Parents not confident in their ability to parent teenagers - Care for the Family

In a recent survey conducted by national charity Care for the Family parents admit they are not confident in their ability to parent teenagers.

Only 15 per cent of parents said that they felt confident, whilst 62 per cent said that they felt most parents did not understand what it meant to be a teenager today.

The survey of 3,000 parents followed the successful seminar tour for parents of teenagers in 2007 presented by family expert Rob Parsons. The tour took its name and core material from Parsons' best selling book Teenagers! What Every Parent Has to Know.

Following the event, 88 per cent said they felt more confident about being a parent of a teenager, 93 per cent felt less isolated and 95 per cent had come away with a least one practical idea which would help them with their teenager.

The book and seminars attempt to offer a realistic assessment of the pressure parents and teenagers are under today, and have proven hugely popular.

"Today's teenagers are experiencing things that previous generations didn't - like the growth of technology, an expanding debt culture, the incredible pressure to be thin if you are a girl or muscular if you are a boy," he said. "These days it isn't enough to be an ace footballer - you have to be a good-looking ace footballer. All these pressures make life much harder for teens and their parents."

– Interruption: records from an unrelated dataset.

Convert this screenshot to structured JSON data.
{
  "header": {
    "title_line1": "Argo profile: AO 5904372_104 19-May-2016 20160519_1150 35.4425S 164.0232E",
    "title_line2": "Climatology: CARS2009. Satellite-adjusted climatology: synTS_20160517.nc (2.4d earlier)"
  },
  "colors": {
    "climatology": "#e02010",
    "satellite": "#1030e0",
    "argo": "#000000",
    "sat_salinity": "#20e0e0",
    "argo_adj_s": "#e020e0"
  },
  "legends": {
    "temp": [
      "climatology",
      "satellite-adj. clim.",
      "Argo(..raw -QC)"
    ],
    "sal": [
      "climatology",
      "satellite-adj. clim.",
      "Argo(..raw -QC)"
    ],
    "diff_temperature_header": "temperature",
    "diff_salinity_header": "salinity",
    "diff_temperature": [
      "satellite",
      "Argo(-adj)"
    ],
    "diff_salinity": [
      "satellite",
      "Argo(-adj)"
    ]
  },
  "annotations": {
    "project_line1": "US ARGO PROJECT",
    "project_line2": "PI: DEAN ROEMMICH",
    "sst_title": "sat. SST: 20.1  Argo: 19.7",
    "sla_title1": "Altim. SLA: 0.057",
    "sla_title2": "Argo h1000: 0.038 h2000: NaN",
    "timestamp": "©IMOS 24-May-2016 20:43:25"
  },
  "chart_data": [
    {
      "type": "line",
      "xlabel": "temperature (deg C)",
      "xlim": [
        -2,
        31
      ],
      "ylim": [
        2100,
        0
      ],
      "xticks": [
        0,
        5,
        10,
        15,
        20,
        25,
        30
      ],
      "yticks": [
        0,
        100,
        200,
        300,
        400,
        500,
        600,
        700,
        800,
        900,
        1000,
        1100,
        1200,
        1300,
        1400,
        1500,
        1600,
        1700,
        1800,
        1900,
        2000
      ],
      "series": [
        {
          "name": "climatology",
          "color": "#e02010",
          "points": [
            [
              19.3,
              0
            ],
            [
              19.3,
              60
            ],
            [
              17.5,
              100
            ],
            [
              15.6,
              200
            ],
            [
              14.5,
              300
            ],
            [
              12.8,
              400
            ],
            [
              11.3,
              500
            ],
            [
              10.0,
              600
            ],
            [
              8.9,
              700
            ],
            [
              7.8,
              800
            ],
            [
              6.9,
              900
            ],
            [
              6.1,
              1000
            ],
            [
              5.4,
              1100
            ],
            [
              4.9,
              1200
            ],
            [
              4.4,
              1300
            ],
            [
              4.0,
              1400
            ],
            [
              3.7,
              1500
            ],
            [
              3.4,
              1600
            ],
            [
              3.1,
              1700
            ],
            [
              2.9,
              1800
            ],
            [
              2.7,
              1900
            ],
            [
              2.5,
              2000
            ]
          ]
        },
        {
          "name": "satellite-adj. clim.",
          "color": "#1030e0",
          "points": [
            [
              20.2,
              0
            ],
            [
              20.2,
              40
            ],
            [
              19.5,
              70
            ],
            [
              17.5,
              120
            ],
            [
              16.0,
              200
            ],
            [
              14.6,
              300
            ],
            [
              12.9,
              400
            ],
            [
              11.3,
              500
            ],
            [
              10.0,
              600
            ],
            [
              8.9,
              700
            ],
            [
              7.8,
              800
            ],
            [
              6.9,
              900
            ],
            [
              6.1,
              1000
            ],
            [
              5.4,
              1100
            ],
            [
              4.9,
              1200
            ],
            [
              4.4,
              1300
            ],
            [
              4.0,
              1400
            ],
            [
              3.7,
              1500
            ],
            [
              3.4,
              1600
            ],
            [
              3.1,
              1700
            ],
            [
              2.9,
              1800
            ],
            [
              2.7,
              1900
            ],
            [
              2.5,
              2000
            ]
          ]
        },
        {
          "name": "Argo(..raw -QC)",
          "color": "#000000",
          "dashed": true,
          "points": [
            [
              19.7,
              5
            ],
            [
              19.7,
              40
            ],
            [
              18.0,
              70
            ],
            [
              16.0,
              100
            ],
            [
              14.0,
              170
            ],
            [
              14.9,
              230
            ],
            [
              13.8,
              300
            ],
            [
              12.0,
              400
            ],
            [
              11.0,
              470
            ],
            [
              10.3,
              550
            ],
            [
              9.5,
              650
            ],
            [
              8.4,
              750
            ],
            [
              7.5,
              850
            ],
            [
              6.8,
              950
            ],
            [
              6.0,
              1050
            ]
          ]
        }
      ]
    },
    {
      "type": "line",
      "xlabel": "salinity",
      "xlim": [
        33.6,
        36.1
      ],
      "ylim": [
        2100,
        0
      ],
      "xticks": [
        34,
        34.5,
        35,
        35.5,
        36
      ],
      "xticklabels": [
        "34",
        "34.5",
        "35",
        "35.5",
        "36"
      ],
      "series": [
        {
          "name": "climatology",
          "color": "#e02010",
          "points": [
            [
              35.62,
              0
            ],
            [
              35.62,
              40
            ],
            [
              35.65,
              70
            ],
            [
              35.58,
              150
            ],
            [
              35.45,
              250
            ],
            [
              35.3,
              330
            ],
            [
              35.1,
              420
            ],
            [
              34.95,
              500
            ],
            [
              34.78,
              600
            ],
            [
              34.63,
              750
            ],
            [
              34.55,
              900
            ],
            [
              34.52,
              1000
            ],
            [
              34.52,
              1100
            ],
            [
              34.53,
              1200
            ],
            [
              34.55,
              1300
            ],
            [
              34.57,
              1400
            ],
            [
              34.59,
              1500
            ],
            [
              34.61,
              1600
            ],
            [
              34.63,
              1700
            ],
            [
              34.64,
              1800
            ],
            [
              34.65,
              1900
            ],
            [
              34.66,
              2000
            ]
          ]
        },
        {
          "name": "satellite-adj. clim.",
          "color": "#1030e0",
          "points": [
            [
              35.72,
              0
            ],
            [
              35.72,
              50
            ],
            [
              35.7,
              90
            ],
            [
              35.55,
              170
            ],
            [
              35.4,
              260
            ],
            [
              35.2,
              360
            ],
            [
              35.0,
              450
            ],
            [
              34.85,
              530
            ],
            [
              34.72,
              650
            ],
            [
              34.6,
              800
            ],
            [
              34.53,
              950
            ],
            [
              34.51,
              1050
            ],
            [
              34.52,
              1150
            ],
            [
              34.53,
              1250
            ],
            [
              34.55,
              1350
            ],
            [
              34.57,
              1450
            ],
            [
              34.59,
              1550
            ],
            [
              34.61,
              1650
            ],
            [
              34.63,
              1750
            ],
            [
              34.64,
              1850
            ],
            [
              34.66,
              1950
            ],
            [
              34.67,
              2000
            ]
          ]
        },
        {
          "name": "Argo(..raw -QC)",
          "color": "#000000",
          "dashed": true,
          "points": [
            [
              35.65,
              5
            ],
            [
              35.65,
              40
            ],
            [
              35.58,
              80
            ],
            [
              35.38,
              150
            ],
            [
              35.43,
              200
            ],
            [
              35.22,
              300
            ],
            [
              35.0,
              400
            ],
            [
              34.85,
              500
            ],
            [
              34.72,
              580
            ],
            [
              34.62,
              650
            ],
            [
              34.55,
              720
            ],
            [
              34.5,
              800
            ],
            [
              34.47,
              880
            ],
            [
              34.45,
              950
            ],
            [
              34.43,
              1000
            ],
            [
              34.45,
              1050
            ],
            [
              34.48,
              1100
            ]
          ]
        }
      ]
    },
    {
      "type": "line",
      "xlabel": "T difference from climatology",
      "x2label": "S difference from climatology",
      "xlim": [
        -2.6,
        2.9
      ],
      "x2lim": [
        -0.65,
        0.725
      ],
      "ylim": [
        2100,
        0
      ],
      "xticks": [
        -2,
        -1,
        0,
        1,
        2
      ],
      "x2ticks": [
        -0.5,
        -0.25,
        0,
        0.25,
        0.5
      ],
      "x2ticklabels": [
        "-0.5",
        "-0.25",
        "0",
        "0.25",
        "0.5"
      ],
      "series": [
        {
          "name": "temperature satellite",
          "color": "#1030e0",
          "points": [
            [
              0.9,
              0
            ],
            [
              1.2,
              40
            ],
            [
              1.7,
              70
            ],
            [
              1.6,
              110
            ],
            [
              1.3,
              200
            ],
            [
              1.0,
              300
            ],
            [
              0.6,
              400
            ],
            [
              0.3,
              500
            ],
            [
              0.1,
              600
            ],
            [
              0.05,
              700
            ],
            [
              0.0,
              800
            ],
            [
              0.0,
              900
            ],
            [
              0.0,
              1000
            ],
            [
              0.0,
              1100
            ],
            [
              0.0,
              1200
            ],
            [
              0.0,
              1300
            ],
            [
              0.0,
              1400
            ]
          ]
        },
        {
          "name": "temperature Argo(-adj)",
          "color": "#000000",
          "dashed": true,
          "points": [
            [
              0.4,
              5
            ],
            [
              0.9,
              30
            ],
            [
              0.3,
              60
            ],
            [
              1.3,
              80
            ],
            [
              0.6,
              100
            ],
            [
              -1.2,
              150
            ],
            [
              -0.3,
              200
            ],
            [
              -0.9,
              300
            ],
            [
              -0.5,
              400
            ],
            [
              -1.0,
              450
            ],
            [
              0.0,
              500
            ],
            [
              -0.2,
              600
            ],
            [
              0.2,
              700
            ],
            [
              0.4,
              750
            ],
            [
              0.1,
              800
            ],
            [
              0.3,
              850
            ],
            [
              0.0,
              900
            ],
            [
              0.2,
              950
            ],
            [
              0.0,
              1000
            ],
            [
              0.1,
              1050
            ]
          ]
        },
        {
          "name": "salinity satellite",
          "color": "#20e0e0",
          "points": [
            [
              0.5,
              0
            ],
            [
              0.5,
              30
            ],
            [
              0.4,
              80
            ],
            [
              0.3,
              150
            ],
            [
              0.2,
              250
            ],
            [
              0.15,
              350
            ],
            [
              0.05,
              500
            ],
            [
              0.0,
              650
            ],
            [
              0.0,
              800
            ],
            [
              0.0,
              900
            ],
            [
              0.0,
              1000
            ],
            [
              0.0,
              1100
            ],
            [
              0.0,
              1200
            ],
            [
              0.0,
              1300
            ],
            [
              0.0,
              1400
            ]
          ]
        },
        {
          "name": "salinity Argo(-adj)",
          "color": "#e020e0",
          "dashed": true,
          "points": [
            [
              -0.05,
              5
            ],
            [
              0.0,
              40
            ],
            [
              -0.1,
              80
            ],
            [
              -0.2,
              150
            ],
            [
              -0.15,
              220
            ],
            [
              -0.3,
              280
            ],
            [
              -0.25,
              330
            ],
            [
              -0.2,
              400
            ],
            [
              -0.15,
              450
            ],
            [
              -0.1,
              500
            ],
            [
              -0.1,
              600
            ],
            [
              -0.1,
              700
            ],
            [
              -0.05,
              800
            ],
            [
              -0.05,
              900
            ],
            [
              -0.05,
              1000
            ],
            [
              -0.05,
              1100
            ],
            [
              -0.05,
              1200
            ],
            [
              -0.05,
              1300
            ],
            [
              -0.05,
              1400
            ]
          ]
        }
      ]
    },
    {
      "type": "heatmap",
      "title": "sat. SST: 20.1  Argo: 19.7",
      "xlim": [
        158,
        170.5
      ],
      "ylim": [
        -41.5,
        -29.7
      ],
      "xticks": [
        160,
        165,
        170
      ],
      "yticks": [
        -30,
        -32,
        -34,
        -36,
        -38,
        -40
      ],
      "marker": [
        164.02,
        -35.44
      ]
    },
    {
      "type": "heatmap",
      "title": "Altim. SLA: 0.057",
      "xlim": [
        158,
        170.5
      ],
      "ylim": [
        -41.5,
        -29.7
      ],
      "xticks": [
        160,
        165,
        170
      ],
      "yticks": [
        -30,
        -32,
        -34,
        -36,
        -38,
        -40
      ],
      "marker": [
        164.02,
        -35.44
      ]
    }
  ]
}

Parsons is keen to point out that many of the traumas of teenage life are part of the natural process of growing up.

"Adolescents are at a time in their lives when everything is changing: their bodies, their friends - and most importantly their brains. They are quite literally out of control with their emotions and feelings," he said.

"So it seems that testing teens are here to stay, but there is some good news," he added. "The changes don't last and the main task for parents is to just get them through."

The Teenagers! What Every Parent Has to Know tour is on the road again this spring with events in Ipswich, Hitchin, Sheffield, Peterborough, Manchester and Leeds.

The sessions aim to help parents understand what is going on in the minds of their teenage children, identify keys for dealing with the really testing teenager, and engage with some of the big issues such as sex, drugs and self-esteem.